Alec Stone Sweet (National Univ. of Singapore - Law), Michael Chung, & Adam Saltzman have posted Arbitral Lawmaking and State Power: An Empirical Analysis of Investment Arbitration. Here's the abstract:
The paper focuses on arbitral lawmaking (the development of precedent-based frameworks of argumentation and justification), and state responses to that lawmaking (as registered in subsequent treaty-making). We compiled and analyzed information on: (i) all publicly-available awards (n=159) in which tribunals resolved disputes under the headings of expropriation and fair and equitable treatment, and under an umbrella clause; and (ii) investment treaties signed between 2002 and 2015 (n=398), when available in English. The paper reports three main findings. First, in most disputes, investors do not challenge general state measures; when they do, they are far less to prevail than when they contest acts specifically targeting their investments.

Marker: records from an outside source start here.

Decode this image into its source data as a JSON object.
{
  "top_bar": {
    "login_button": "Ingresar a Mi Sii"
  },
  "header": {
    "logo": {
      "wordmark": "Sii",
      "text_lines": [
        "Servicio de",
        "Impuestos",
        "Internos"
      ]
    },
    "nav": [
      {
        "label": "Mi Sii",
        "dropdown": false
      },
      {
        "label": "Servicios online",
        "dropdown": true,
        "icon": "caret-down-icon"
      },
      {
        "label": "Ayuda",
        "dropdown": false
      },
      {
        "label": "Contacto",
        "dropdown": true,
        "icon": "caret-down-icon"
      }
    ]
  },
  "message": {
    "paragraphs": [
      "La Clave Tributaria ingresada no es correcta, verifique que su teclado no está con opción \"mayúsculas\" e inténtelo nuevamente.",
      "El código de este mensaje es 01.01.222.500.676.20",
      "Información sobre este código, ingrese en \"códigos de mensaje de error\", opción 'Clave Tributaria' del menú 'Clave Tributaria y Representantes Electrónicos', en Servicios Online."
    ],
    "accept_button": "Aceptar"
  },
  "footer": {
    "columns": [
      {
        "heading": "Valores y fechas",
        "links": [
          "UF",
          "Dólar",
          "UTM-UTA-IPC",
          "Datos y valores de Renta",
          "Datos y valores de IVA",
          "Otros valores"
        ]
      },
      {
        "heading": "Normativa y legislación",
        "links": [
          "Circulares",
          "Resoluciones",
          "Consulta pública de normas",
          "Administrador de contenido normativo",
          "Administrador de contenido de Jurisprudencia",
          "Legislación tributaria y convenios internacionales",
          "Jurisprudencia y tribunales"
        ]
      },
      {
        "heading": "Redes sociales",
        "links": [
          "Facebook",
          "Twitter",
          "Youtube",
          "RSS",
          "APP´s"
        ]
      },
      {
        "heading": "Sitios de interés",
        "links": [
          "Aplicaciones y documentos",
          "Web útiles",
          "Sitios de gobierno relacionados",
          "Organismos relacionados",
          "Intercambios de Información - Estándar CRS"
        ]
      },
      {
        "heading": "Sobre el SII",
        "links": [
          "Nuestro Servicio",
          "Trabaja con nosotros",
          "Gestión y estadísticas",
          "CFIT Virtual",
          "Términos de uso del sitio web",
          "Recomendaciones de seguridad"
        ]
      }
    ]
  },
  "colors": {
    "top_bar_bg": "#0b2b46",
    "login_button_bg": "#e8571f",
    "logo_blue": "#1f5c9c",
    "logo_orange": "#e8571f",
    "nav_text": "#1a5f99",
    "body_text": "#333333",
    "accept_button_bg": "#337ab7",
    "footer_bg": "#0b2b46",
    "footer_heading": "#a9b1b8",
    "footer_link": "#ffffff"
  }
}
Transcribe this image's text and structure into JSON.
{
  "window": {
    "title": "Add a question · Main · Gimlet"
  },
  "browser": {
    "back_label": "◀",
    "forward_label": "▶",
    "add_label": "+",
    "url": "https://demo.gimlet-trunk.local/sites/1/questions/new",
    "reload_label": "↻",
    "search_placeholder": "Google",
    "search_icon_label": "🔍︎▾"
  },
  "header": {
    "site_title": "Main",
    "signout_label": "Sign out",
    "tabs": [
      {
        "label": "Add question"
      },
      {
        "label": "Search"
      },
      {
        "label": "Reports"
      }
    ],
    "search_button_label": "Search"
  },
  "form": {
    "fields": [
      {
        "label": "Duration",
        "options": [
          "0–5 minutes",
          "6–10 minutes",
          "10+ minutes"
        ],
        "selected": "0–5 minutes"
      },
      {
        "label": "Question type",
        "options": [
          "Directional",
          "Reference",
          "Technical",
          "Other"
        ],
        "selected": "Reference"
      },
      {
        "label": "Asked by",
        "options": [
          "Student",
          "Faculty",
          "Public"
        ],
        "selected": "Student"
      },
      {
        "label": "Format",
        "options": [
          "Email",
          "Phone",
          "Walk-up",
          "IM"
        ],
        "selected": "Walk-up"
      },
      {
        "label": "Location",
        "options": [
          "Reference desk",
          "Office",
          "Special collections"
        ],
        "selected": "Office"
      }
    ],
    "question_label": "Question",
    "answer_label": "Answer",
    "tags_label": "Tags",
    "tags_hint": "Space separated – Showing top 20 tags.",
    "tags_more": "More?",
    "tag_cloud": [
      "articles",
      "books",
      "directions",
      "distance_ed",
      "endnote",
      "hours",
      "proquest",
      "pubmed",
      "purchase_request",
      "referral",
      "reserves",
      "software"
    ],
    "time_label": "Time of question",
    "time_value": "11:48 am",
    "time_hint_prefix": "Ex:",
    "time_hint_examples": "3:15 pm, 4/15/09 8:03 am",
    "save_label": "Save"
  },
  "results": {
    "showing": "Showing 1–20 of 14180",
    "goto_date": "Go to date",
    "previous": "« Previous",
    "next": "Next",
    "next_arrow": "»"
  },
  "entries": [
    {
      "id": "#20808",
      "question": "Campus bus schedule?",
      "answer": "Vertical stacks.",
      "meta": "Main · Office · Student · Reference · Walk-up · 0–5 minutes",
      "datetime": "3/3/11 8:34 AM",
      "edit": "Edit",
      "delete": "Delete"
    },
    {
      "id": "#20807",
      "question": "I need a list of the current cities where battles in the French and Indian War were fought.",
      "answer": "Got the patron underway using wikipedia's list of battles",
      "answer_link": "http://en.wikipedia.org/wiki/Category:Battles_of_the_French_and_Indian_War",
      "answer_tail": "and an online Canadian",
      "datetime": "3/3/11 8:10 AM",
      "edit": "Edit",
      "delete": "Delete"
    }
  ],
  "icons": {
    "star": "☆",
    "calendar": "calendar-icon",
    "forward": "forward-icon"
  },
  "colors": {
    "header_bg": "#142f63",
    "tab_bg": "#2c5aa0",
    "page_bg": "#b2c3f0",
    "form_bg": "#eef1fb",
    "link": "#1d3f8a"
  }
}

Second, the evidence does not support the view that arbitral doctrine produces outcomes that are biased against states. In the vast majority of awards, tribunals take seriously the respondent state’s ‘right to regulate’ in the public interest. Third, the regime has not generated strong ‘backlash’ in any systemic sense. States continue to sign investment treaties; the mix of treaty protections on offer has remained remarkably stable; and new treaties have largely consolidated the case law that the most influential tribunals had already developed.